Études_locales_z


Fils de Pierre et de Jeanne Peudry, ANTOINE DUBOIS DE BELLEGARDE serait né à Angoulême le 1er mars 1738, de Laurent Dubois de Bellegarde, écuyer et de dame Jeanne Bourdier de Rochemont (mariés en 1732), se trouvait être le dernier représentant mâle de cette illustre famille.

Tout jeune encore, il sentit bouillonner dans ses veines le sang de ses ancêtres et rien ne put l'empêcher de se vouer à la carrière militaire. Le 5 mars 1755, il entrait comme garde du corps du roi dans la compagnie de Charost, devenue Mirepoix, puis Beauveau ; il fut cassé quatre années après, en 1759, pour un fait d'insubordination qui nous est inconnu mais qui devait être sans conséquence, car son avenir n'en fut en rien entravé.

En quittant les gardes du corps, il s'engagea aux étrangers de Wurmser, où il fut promptement nommé cornette ; c'est sous les ordres de ce grand maréchal, que quelques années plus tard il devait retrouver en ennemi aux frontières de la République française, qu'il suivit les guerres de Hanovre, où il se fit remarquer par son téméraire courage.

Blessé de dix-sept coups de sabre et de trois coups de feu au siège d'Annebourg, le 21 août 1762, il fut réformé de capitaine le 1er mars de l'année suivante ; c'est alors qu'il vint se fixer en Angoumois, et qu'il profita de dix années de repos pour perfectionner son instruction, jusqu'alors incomplète.

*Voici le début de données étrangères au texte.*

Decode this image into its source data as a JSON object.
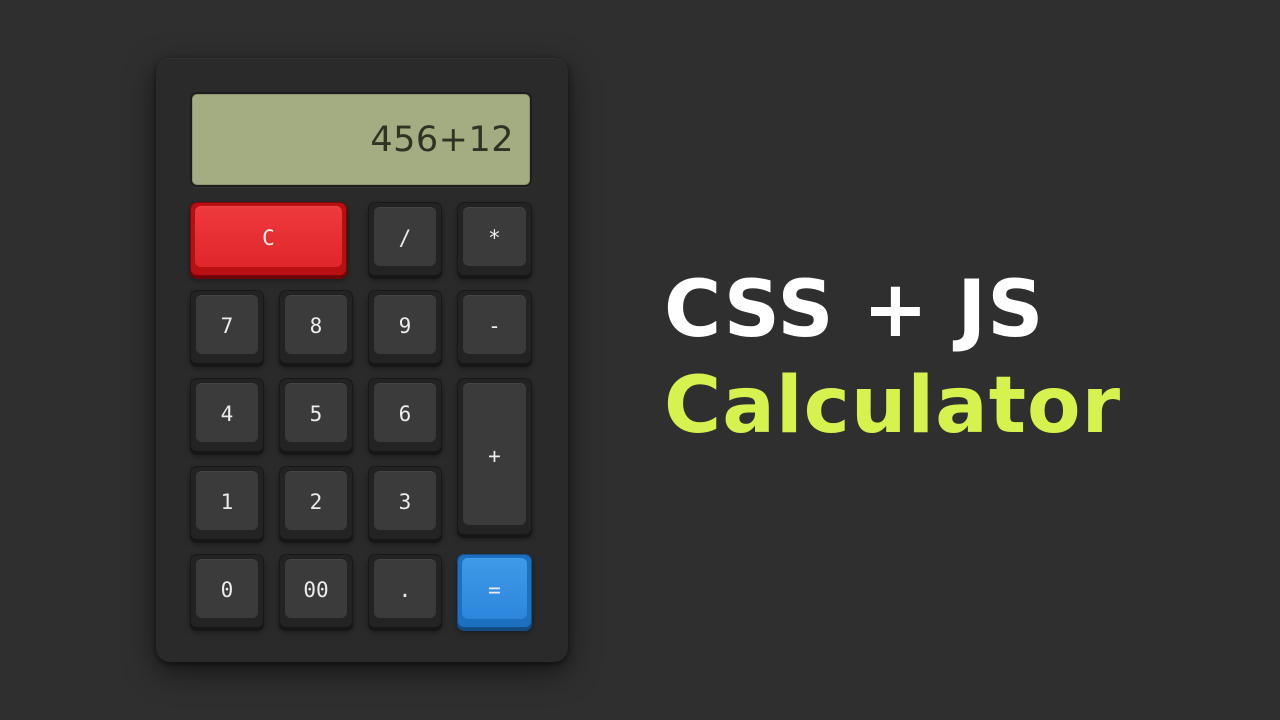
{
  "display": {
    "value": "456+12"
  },
  "keys": {
    "clear": "C",
    "divide": "/",
    "multiply": "*",
    "seven": "7",
    "eight": "8",
    "nine": "9",
    "minus": "-",
    "four": "4",
    "five": "5",
    "six": "6",
    "plus": "+",
    "one": "1",
    "two": "2",
    "three": "3",
    "zero": "0",
    "double_zero": "00",
    "decimal": ".",
    "equals": "="
  },
  "headline": {
    "line1": "CSS + JS",
    "line2": "Calculator"
  },
  "colors": {
    "background": "#2f2f2f",
    "display": "#a4ad82",
    "clear_key": "#e0262a",
    "equals_key": "#2d86dc",
    "headline_accent": "#d6f24f"
  }
}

En 1773, le roi, qui avait besoin d'officiers aguerris, se souvint de Bellegarde ; il le fit sortir de sa retraite et le commissionna pour tenir rang de capitaine de dragons dans les troupes légères ; quelques mois après, il lui donnait la qualité de lieutenant-colonel dans le régiment de chasseurs à cheval, et le décorait de la croix de Saint-Louis en 1779.

A cette époque, quoique maintenu sur les cadres de l'armée, il prit définitivement sa retraite et revint dans l'Angoumois. En souvenir de ses services, le comte d'Artois le nomma officier de ses chasses, en 1782.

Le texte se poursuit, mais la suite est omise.